AROUND SIX A.M. I was sitting in the call room, trying to shake myself awake. My pager went off. It was the eighth floor.
The room was different now. Light was striking in through the window, a dozen rising suns reflected off the opposite tower. The room was bright and still.
Fast asleep, even comatose, a living body moves. The chest expands, the nostrils flare, the eyelids twitch; pulses stir the skin, and over all of these there hovers an inarticulate hum of life. But a dead body is only that: dead, a body, given over to gravity and decay. The muscle tone that lends expression to the face is gone; the face is slack; the skin gone gray-green with the absence of blood (underneath, if you turn it over, you will find pooled at the backside a livid bruise).
I went through the motions of declaring death.
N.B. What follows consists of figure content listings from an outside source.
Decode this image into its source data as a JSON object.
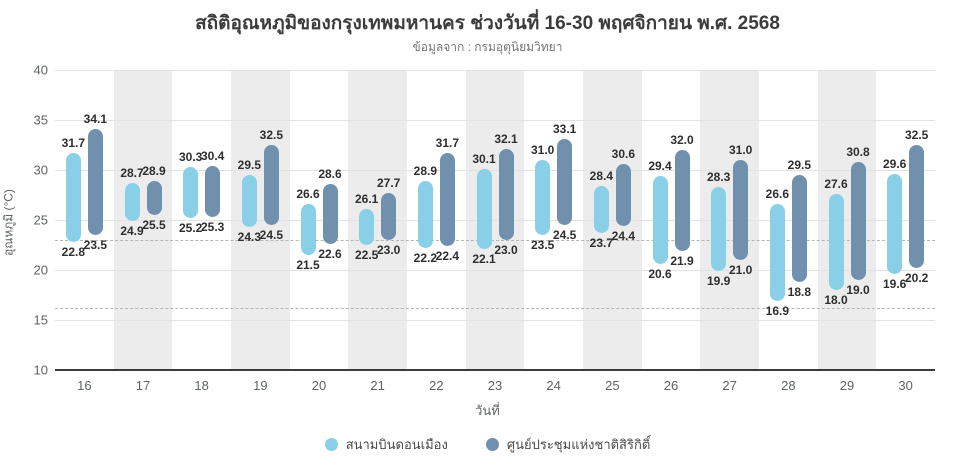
{
  "title": "สถิติอุณหภูมิของกรุงเทพมหานคร ช่วงวันที่ 16-30 พฤศจิกายน พ.ศ. 2568",
  "subtitle": "ข้อมูลจาก : กรมอุตุนิยมวิทยา",
  "colors": {
    "series_light": "#89cfe8",
    "series_dark": "#7090ad",
    "stripe": "#ececec",
    "grid": "#e2e2e2",
    "dashed_reference": "#b5b5b5",
    "axis": "#3c3c3c",
    "value_label": "#2e2e2e",
    "tick_label": "#5f6368"
  },
  "chart_data": {
    "type": "bar",
    "subtype": "floating-range-bars",
    "title": "สถิติอุณหภูมิของกรุงเทพมหานคร ช่วงวันที่ 16-30 พฤศจิกายน พ.ศ. 2568",
    "subtitle": "ข้อมูลจาก : กรมอุตุนิยมวิทยา",
    "xlabel": "วันที่",
    "ylabel": "อุณหภูมิ (°C)",
    "ylim": [
      10,
      40
    ],
    "y_ticks": [
      40,
      35,
      30,
      25,
      20,
      15,
      10
    ],
    "grid": "horizontal",
    "reference_lines_dashed": [
      23.0,
      16.2
    ],
    "striped_categories": [
      17,
      19,
      21,
      23,
      25,
      27,
      29
    ],
    "categories": [
      16,
      17,
      18,
      19,
      20,
      21,
      22,
      23,
      24,
      25,
      26,
      27,
      28,
      29,
      30
    ],
    "series": [
      {
        "name": "สนามบินดอนเมือง",
        "color": "#89cfe8",
        "ranges": [
          [
            22.8,
            31.7
          ],
          [
            24.9,
            28.7
          ],
          [
            25.2,
            30.3
          ],
          [
            24.3,
            29.5
          ],
          [
            21.5,
            26.6
          ],
          [
            22.5,
            26.1
          ],
          [
            22.2,
            28.9
          ],
          [
            22.1,
            30.1
          ],
          [
            23.5,
            31.0
          ],
          [
            23.7,
            28.4
          ],
          [
            20.6,
            29.4
          ],
          [
            19.9,
            28.3
          ],
          [
            16.9,
            26.6
          ],
          [
            18.0,
            27.6
          ],
          [
            19.6,
            29.6
          ]
        ]
      },
      {
        "name": "ศูนย์ประชุมแห่งชาติสิริกิติ์",
        "color": "#7090ad",
        "ranges": [
          [
            23.5,
            34.1
          ],
          [
            25.5,
            28.9
          ],
          [
            25.3,
            30.4
          ],
          [
            24.5,
            32.5
          ],
          [
            22.6,
            28.6
          ],
          [
            23.0,
            27.7
          ],
          [
            22.4,
            31.7
          ],
          [
            23.0,
            32.1
          ],
          [
            24.5,
            33.1
          ],
          [
            24.4,
            30.6
          ],
          [
            21.9,
            32.0
          ],
          [
            21.0,
            31.0
          ],
          [
            18.8,
            29.5
          ],
          [
            19.0,
            30.8
          ],
          [
            20.2,
            32.5
          ]
        ]
      }
    ],
    "legend_position": "bottom"
  },
  "legend": {
    "items": [
      {
        "label": "สนามบินดอนเมือง"
      },
      {
        "label": "ศูนย์ประชุมแห่งชาติสิริกิติ์"
      }
    ]
  }
}
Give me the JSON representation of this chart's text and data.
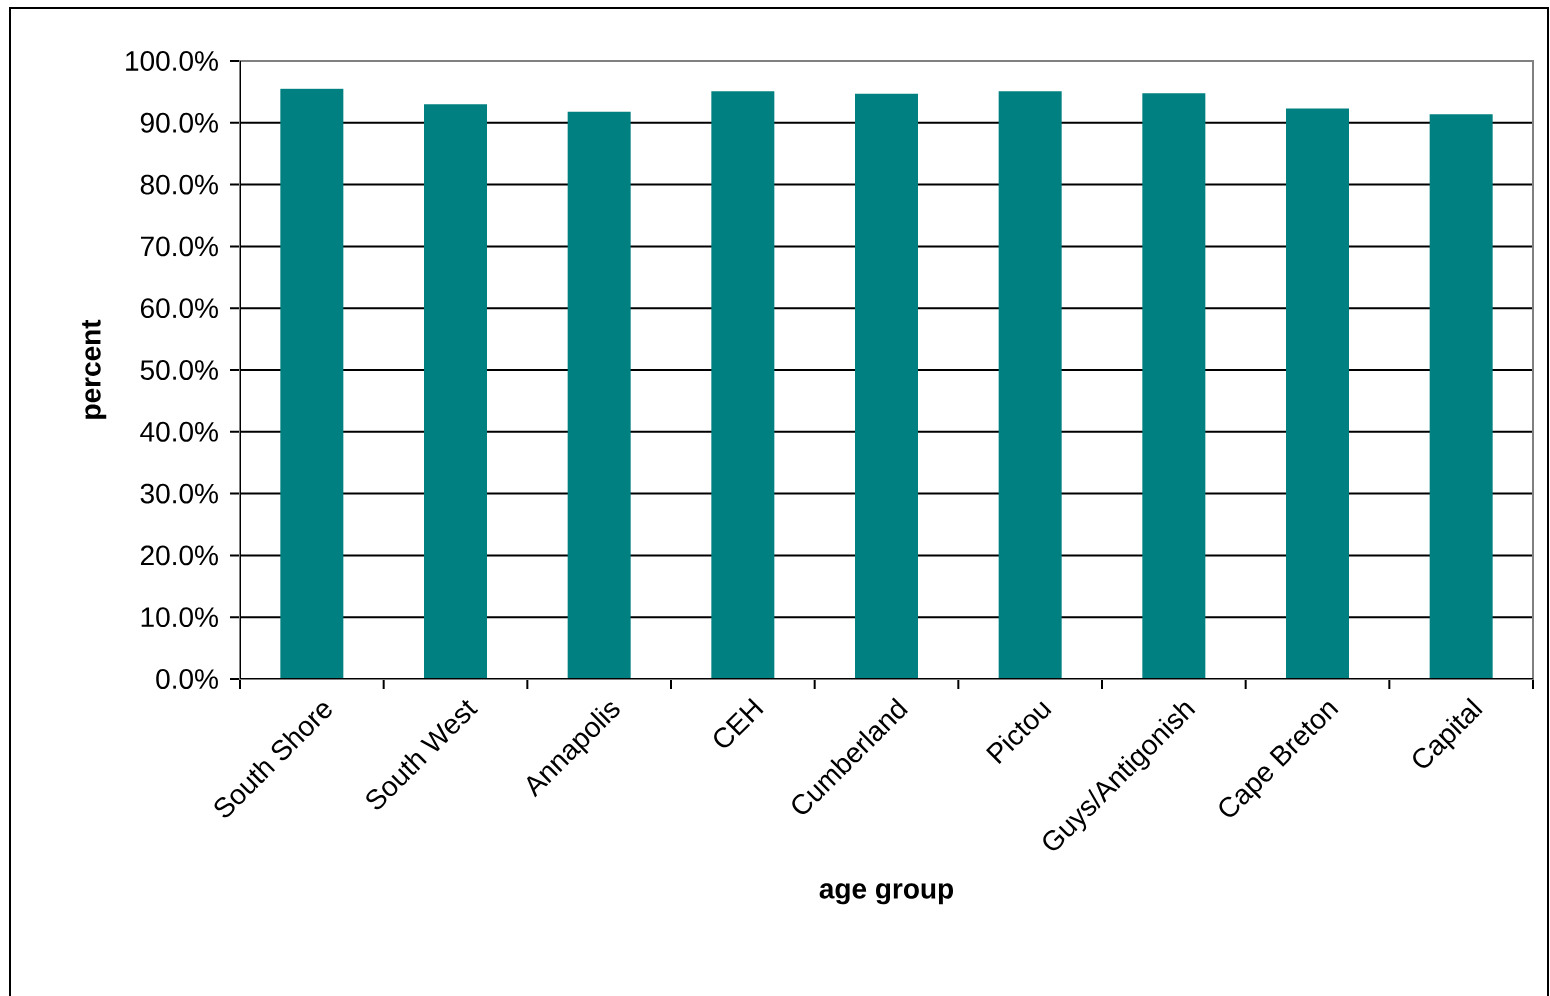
{
  "chart_data": {
    "type": "bar",
    "xlabel": "age group",
    "ylabel": "percent",
    "categories": [
      "South Shore",
      "South West",
      "Annapolis",
      "CEH",
      "Cumberland",
      "Pictou",
      "Guys/Antigonish",
      "Cape Breton",
      "Capital"
    ],
    "values": [
      95.5,
      93.0,
      91.8,
      95.1,
      94.7,
      95.1,
      94.8,
      92.3,
      91.4
    ],
    "color": "#008080",
    "ylim": [
      0,
      100
    ],
    "yticks": [
      {
        "value": 0,
        "label": "0.0%"
      },
      {
        "value": 10,
        "label": "10.0%"
      },
      {
        "value": 20,
        "label": "20.0%"
      },
      {
        "value": 30,
        "label": "30.0%"
      },
      {
        "value": 40,
        "label": "40.0%"
      },
      {
        "value": 50,
        "label": "50.0%"
      },
      {
        "value": 60,
        "label": "60.0%"
      },
      {
        "value": 70,
        "label": "70.0%"
      },
      {
        "value": 80,
        "label": "80.0%"
      },
      {
        "value": 90,
        "label": "90.0%"
      },
      {
        "value": 100,
        "label": "100.0%"
      }
    ],
    "grid": "y"
  }
}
Her eyes took my flashlight passively, the beam falling into the cloudy darkness of her pupils without a sign. I laid a stethoscope on her chest: only sporadic pings and creaks, sounds of a building settling in the night. Her flesh was cold, malleable, inert.
There were papers to fill out: organ donation, autopsy permission, the death certificate. I puzzled over “Cause of death,” wondering just what process I had failed to reverse.
Respiratory failure, I finally wrote, secondary to pulmonary fibrosis, secondary to systemic sclerosis. The last line asked if any underlying medical conditions (diabetes, hypertension, for example) had contributed to the patient’s demise. I looked at that a long time, and finally left it blank.